AThe Swiss National Bank (SNB) is also strengthening its monetary policy. As announced Thursday morning by the SNB, it increases the reference rate and interest on sight deposits by half a percentage point, bringing it to minus 0.25%. “We want to counter the rise in inflationary pressure in this way,” SNB President Thomas Jordan said at a press conference. It is the first rate hike in Switzerland since 2007.
The franc gained strength following this decision. The euro cost 1.0240 francs after the common currency was still available for 1.0380 francs before the announcement. The prices of the Swiss stock market have collapsed. The main SMI index fell a solid 2% in an initial reaction.
With tighter monetary policy, the goal is to prevent inflation in Switzerland from spreading to goods and services, Jordan said. “It cannot be ruled out that further rate hikes will be needed in the near future to stabilize inflation in the medium-term price stability range,” she added. Furthermore, the SNB is still ready to intervene in the foreign exchange market if necessary.
For the first time in many years, the SNB president was referring not only to the foreign currency purchase tool, which has been the only tool used in recent years. Conversely, foreign exchange sales are conceivable even in the event of a strong undesirable weakening of the Swiss franc, Jordan said.
The change in the interest rate, which will apply from this Friday, is a surprise. Most economists expected that the SNB would raise interest rates only after the ECB took a corresponding step, especially since inflation in Switzerland, at 2.9 per cent (May), has so far been significantly lower. relative to the euro area. However, inflation has been rising recently. For several months it has been above the 0 to 2 percent corridor that the central bank is targeting. Jordan underlined the foresight of the SNB’s decision: “The greatest costs arise when inflation is out of control and a tight monetary policy must be pursued for an extended period of time.”
The step was facilitated by the revaluation of the Swiss franc: the SNB no longer evaluates it as “high”. Despite higher inflation abroad, the Swiss franc depreciated on a trade-weighted basis, Jordan said. “Inflation from abroad was increasingly imported into Switzerland”.

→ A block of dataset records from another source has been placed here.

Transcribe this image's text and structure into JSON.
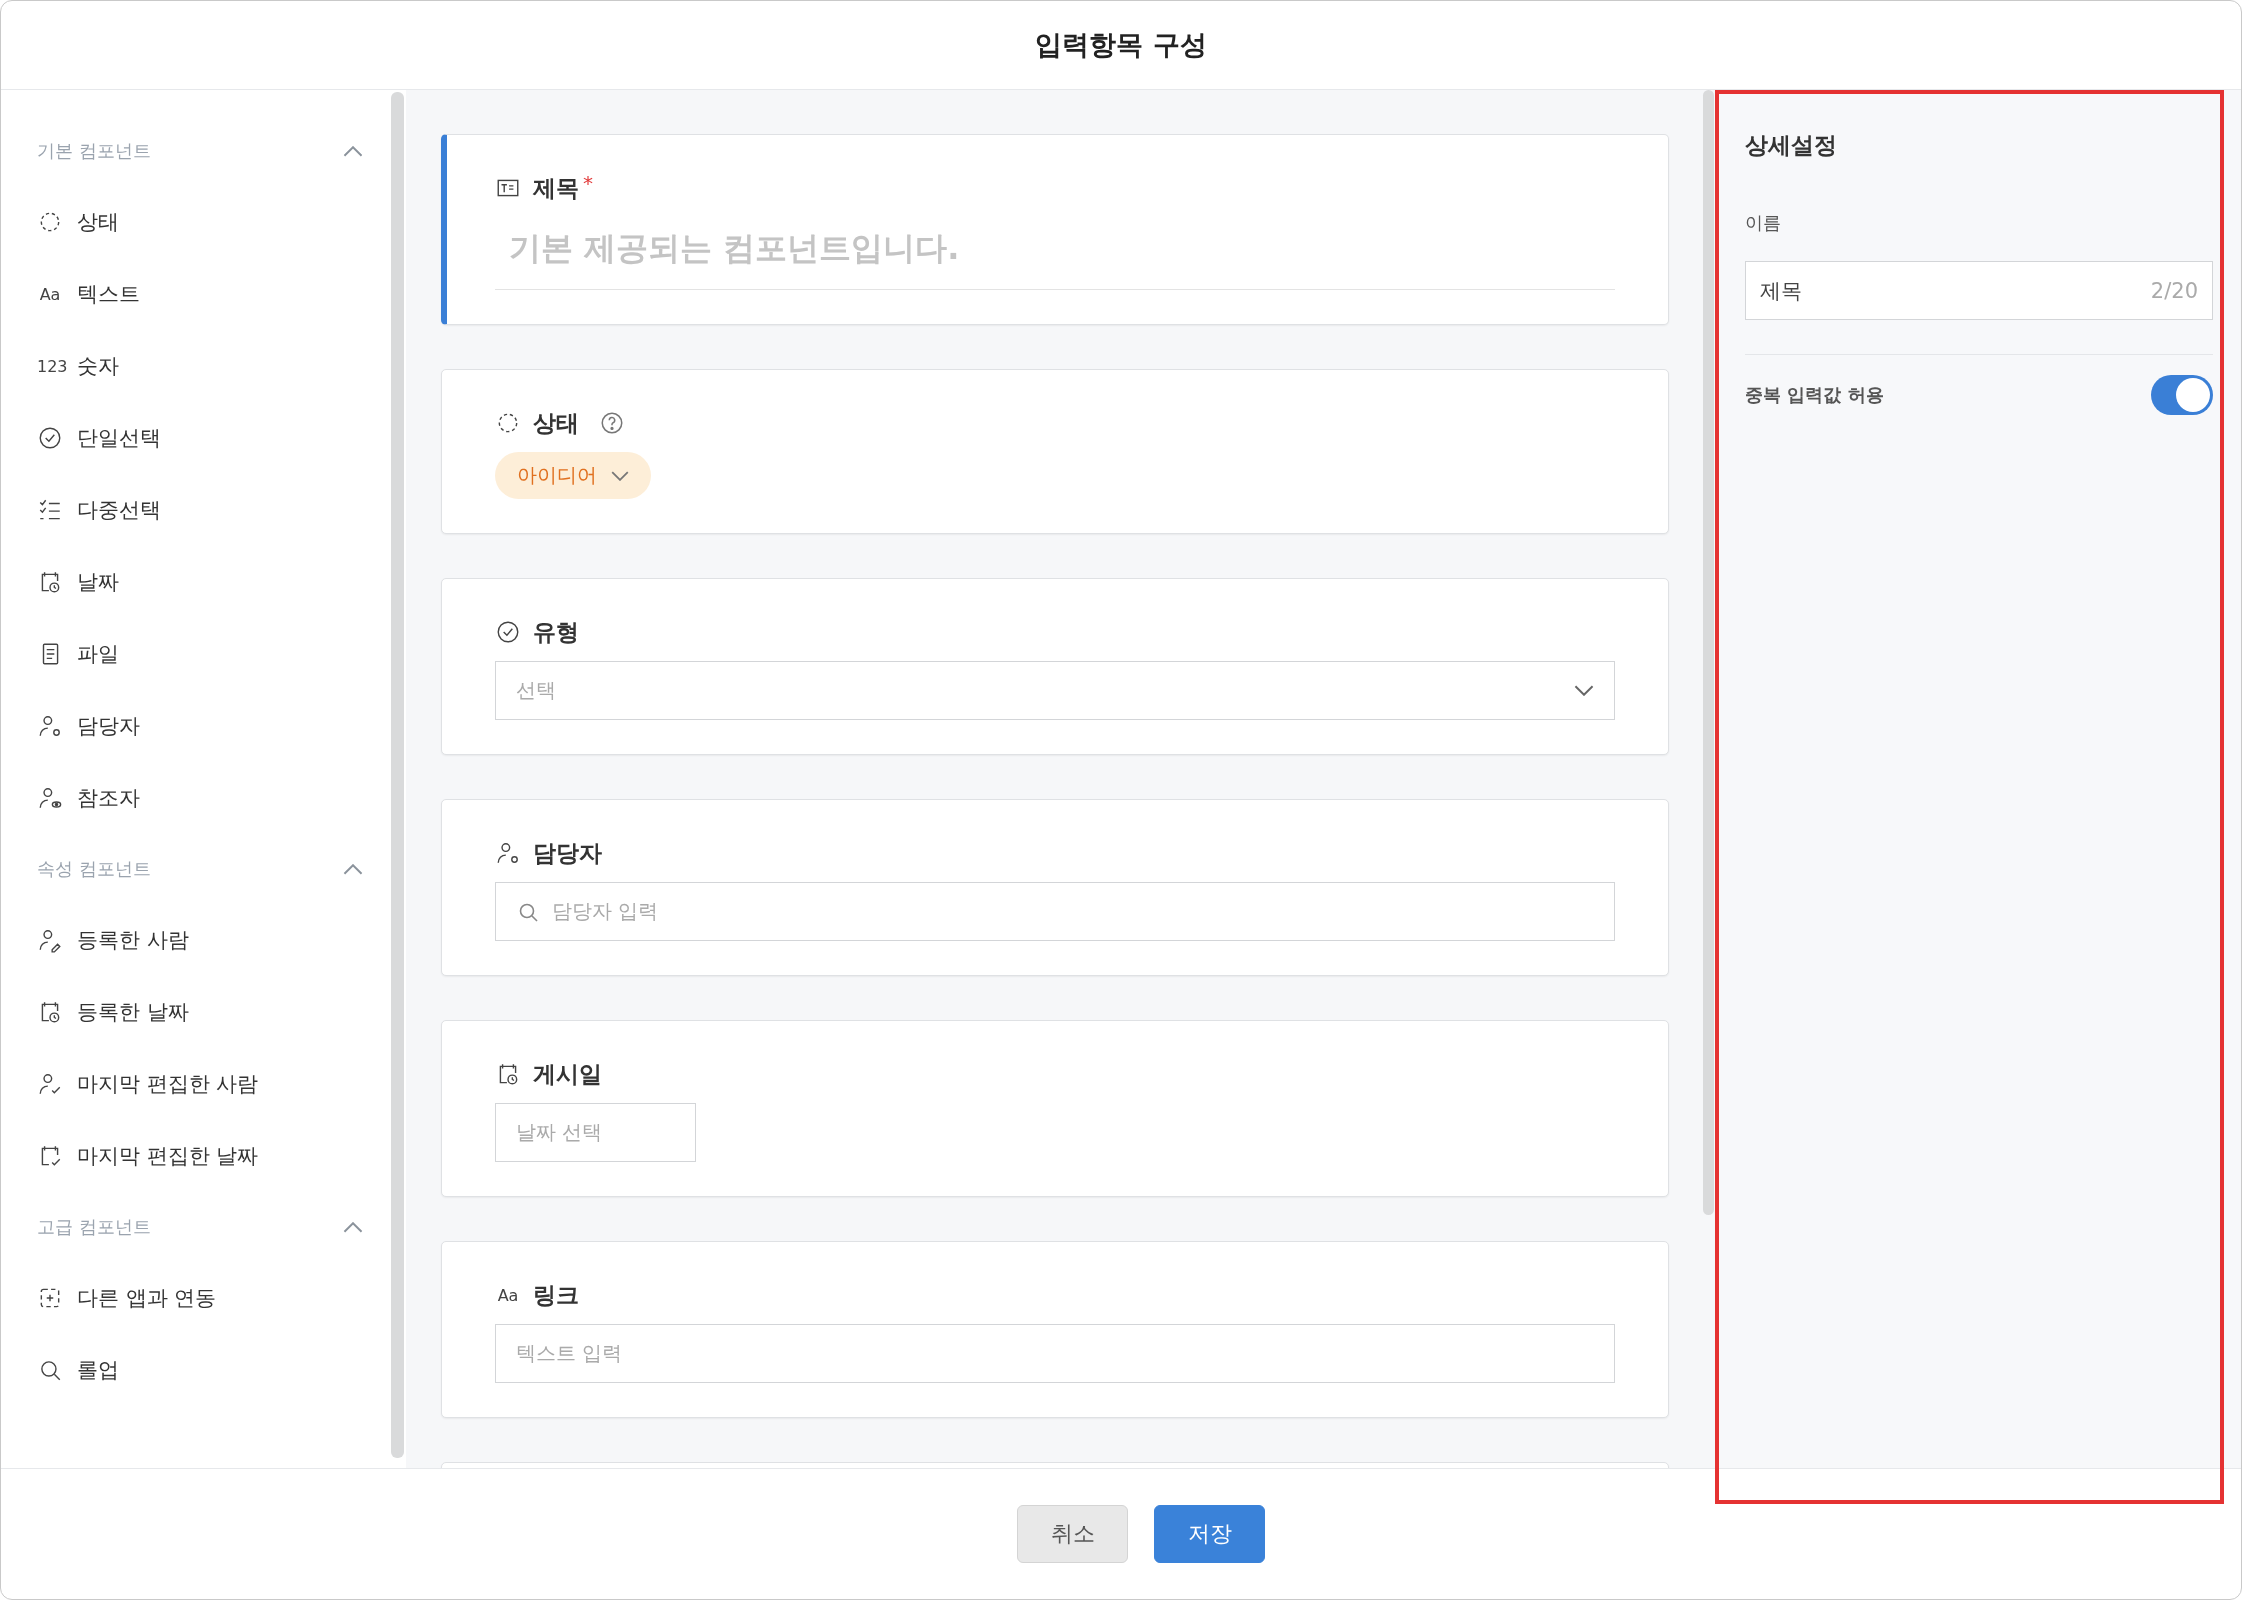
{
  "window": {
    "title": "입력항목 구성"
  },
  "sidebar": {
    "sections": [
      {
        "heading": "기본 컴포넌트",
        "expanded": true,
        "items": [
          {
            "label": "상태"
          },
          {
            "label": "텍스트",
            "glyph": "Aa"
          },
          {
            "label": "숫자",
            "glyph": "123"
          },
          {
            "label": "단일선택"
          },
          {
            "label": "다중선택"
          },
          {
            "label": "날짜"
          },
          {
            "label": "파일"
          },
          {
            "label": "담당자"
          },
          {
            "label": "참조자"
          }
        ]
      },
      {
        "heading": "속성 컴포넌트",
        "expanded": true,
        "items": [
          {
            "label": "등록한 사람"
          },
          {
            "label": "등록한 날짜"
          },
          {
            "label": "마지막 편집한 사람"
          },
          {
            "label": "마지막 편집한 날짜"
          }
        ]
      },
      {
        "heading": "고급 컴포넌트",
        "expanded": true,
        "items": [
          {
            "label": "다른 앱과 연동"
          },
          {
            "label": "롤업"
          }
        ]
      }
    ]
  },
  "cards": [
    {
      "kind": "title",
      "label": "제목",
      "required_mark": "*",
      "selected": true,
      "placeholder": "기본 제공되는 컴포넌트입니다."
    },
    {
      "kind": "status",
      "label": "상태",
      "help": true,
      "selected": false,
      "value": "아이디어"
    },
    {
      "kind": "select",
      "label": "유형",
      "selected": false,
      "placeholder": "선택"
    },
    {
      "kind": "search",
      "label": "담당자",
      "selected": false,
      "placeholder": "담당자 입력"
    },
    {
      "kind": "date",
      "label": "게시일",
      "selected": false,
      "placeholder": "날짜 선택"
    },
    {
      "kind": "text",
      "label": "링크",
      "glyph": "Aa",
      "selected": false,
      "placeholder": "텍스트 입력"
    },
    {
      "kind": "empty",
      "selected": false
    }
  ],
  "details": {
    "title": "상세설정",
    "name_label": "이름",
    "name_value": "제목",
    "counter": "2/20",
    "toggle": {
      "label": "중복 입력값 허용",
      "on": true
    }
  },
  "footer": {
    "buttons": [
      {
        "label": "취소",
        "kind": "secondary"
      },
      {
        "label": "저장",
        "kind": "primary"
      }
    ]
  }
}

The SNB now expects inflation of 2.8 percent for 2022 as a whole, after an estimated 2.1 percent in March. Jordan sees signs that inflation is spreading to goods and services not directly affected by the war in Ukraine and the aftermath of the pandemic. “In today’s environment, price increases are passed on more quickly and accepted more easily than was the case until recently.”
A number of economists have endorsed the rate hike. “Congratulations, SNB,” wrote Thomas Gitzel, chief economist at VP Bank based in Liechtenstein. The faster key interest rates rise, the easier it is to keep inflation risk in check. It is also correct that the SNB reacts to the ECB. According to Gitzel, the SNB has thus emancipated itself. “However, this clarifies once again how far the ECB is lagging behind. The guardians of the European currency are currently traveling on a slow train and are thus putting the credibility of their monetary policy at risk ”.